I remember Leshko's with great fondness, and Lus Mytukas- a Ukranian bar which was in the old Ukranian Home buildinh- A friend of mine lived on East Mark between Ave A& B...great times in the early 80's.

west kentucky resident said...

http://nyufasp.com/2013/05/get-that-citi-bike-station-out-of-petrosino-square-park/

Not really appropriate for this entry but I don't know how to get things to you.

Flatbush Gardener said...

Ah, the midnight "Free for Mohawks" showings of "Taxi Driver" at the St. Mark's. And the rats in the aisles.

ann sanfedele said...

Answering Laura's question that I just saw this morning,
THe OWL and the Pussy Cat doesn't exist as an actual structure. It's my on-line cafepress store - I just load my images and cafepress does the rest - hence, the click-on Jeremiah nicely provided :-) Its all Publish-on-demand calendars and mugs and prints.

Uncle Waltie said...

"and Lus Mytukas- a Ukranian bar which was in the old Ukranian Home buildinh"

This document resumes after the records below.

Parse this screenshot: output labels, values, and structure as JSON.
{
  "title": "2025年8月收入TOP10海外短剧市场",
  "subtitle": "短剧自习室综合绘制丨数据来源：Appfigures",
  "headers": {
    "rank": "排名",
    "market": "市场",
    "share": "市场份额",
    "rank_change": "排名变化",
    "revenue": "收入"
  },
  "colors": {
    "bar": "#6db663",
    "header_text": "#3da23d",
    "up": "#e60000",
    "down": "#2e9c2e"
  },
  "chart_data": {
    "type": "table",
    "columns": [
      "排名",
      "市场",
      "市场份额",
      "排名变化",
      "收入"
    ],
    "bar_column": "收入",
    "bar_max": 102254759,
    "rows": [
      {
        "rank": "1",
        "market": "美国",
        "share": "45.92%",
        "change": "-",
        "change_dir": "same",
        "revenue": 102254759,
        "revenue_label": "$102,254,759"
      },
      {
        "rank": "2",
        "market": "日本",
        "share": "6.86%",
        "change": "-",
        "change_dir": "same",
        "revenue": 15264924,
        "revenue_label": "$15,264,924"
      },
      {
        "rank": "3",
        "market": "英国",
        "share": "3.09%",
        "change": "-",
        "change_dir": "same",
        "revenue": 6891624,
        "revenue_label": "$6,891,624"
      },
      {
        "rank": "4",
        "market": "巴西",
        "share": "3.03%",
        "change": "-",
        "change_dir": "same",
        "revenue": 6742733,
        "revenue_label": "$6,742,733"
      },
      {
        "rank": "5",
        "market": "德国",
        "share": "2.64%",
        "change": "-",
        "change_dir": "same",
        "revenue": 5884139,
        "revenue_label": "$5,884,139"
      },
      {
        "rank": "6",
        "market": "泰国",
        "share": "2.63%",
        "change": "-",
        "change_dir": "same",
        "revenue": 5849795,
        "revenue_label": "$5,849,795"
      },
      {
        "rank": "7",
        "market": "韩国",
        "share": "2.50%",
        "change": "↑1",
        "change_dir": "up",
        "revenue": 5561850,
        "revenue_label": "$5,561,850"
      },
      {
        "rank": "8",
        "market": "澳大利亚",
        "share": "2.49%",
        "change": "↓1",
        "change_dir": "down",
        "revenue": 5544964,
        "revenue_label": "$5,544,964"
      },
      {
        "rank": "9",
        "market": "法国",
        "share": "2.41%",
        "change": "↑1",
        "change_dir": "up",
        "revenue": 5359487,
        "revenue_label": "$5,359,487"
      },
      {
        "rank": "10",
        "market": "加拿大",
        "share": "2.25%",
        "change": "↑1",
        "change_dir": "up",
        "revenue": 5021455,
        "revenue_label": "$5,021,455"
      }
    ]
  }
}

If you're referring to "Lys Mykytas"
(Sly Fox) I'm happy to report they're still very much around and open. Just walked by there about 15 minutes ago.

Trixie said...

That's my store, Revenge, in the April photo. We used to get a store full of stuff at a time; one time suits, one time leather jackets, whatever the rag house had that day; and everything would be $3 each, no matter what. We also had an in-house seamstress named Ace and sold Punk clothes. Everyone who was anyone shopped at Revenge from Rock Stars to Bowery Bums. The owner Champ DiPietro was born and raised in the neighborhood and before Revenge he had a store around the corner called The Late Show.